株式会社東亜リサーチ
地域企業とともに半世紀株式会社東亜リサーチ
〒090-0817 北海道北見市常盤町3丁目16番42号
TEL 0157-23-6288 / FAX 0157-24-1033

オホーツク左見右見(とみこうみ)

 JR北海道。期限2年の限定で約400億円の支援にこぎ着け、それも国土交通相の監督命令(通達)とセットではあるけれど、まずはひと息? 社長も不退転の決意で経営改善に取り組む‐と神妙の態だけど、法律改正が必要なことをなぜかしらスルーしておきながら、当初国に要求していたのは2030年度まで計12年間、数千億円ではなかったか。

どこにいくのかJR北海道)
焼け石に水なの?  2年で自立の道筋をご覧に入れます

 はい、2年間で収支を改善して、経営自立を目に見える形にしてご覧に入れます、なんて、殊勝な面持ちだったように伝わるけど、12年数千億の胸算用からみれば2年間400億円は、どうでしょう、世間一般からいわせてもらえば焼け石に水、じゃありません? それで、30年来の課題とやらの経営自立が、できるの? 2年間で成果を出すときっぱり、宣言したというけど、本心なの? ま、あれこれ心配の種は尽きないけど、どうなんだしょう? 国はJR北海道に対する不信感を隠さないけど、それって、監督不行届ということで、JR北海道にしたって、由々しき監督命令を通達されながら、経営責任論は封印。
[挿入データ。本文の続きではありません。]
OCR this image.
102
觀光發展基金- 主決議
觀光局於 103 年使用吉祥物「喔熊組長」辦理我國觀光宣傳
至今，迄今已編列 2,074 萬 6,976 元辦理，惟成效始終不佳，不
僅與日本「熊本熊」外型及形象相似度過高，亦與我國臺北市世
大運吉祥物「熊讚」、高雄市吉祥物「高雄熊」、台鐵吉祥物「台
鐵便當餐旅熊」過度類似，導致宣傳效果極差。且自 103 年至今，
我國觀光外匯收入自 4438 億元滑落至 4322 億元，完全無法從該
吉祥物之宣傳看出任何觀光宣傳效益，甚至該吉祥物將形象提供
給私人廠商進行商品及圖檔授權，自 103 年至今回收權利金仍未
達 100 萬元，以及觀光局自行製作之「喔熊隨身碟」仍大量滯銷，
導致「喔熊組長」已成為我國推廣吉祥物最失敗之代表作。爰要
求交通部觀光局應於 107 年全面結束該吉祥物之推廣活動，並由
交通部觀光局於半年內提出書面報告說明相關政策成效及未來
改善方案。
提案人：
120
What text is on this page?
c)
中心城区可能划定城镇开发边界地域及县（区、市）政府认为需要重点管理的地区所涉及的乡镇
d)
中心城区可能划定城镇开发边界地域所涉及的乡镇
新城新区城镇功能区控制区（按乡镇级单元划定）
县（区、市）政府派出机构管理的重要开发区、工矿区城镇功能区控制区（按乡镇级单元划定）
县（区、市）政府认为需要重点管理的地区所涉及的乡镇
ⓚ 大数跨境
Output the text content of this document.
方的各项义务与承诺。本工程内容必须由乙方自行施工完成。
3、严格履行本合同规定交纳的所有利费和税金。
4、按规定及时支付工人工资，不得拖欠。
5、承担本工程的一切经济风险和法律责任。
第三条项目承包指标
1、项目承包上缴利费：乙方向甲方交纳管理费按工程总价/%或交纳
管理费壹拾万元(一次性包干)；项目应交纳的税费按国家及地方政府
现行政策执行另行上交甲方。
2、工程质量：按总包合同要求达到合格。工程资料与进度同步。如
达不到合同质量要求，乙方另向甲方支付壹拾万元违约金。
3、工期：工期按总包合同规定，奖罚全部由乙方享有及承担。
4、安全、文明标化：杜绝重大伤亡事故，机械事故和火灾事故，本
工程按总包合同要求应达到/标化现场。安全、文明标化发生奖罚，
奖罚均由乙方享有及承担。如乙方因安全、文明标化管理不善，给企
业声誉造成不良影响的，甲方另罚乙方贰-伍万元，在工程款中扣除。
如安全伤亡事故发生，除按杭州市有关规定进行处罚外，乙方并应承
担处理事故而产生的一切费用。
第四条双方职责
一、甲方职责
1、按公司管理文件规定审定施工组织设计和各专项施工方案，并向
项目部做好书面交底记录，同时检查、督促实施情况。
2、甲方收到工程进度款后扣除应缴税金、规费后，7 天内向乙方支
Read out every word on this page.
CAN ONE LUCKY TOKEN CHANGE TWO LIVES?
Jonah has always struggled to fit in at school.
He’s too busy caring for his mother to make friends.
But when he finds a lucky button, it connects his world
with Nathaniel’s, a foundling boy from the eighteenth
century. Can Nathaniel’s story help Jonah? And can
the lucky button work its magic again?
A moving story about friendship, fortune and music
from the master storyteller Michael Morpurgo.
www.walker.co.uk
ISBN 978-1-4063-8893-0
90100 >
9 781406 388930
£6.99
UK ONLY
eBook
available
2020年以降の「単独で維持困難な線区」の運命は決まりました、これで‐と札幌在住の知人はさっそくメールを入れてくれたけど、どうなんでしょう? 支援の個別案件は赤字路線の修繕、青函トンネル維持管理などとあるんであって、これ経営自立と関係あるの? 当座なんとか凌いで、この間に維持困難(と名指しした)線区のうち運行距離の短い線区は廃線(バス転換)、そうでない線区については分離方式など道、自治体の負担を具体的な数値を担保する、担保できなければ維持を放棄する、これを落としどころに猶予期間を与えたってことで、これが自立とやらの青写真、出来レースです‐とのことだが、どうなんでしょう? たしかに400億円といえば単年度の営業赤字相当額で、これで経営自立をプッシュする余裕が生まれるとも思えない。ま、維持困難線区を切り捨てて、その場しのぎの帳尻らしきものをこさえるしか、これまでの経営スキルからみて方法はないようで、じゃあ、どうするんでしょう? 「週刊東洋経済」だったかは、「労使癒着の深い闇」「組合介入を許した経営」なんておどろおどろしいタイトルでJR北海道特集を3週連続で掲載するし、なんか、沿線住民には想像もつかない事態がうごめいているようだし……。不安です、ほんと。こうなったら、沿線自治体の肝っ玉が頼り。弱者は弱者らしくしましょう、なんてヒラメ目線を強いられ、挙げ句煮え湯をいいだけ飲まされてきたことをしっかとかみしめて、頑張って頂くしかありません。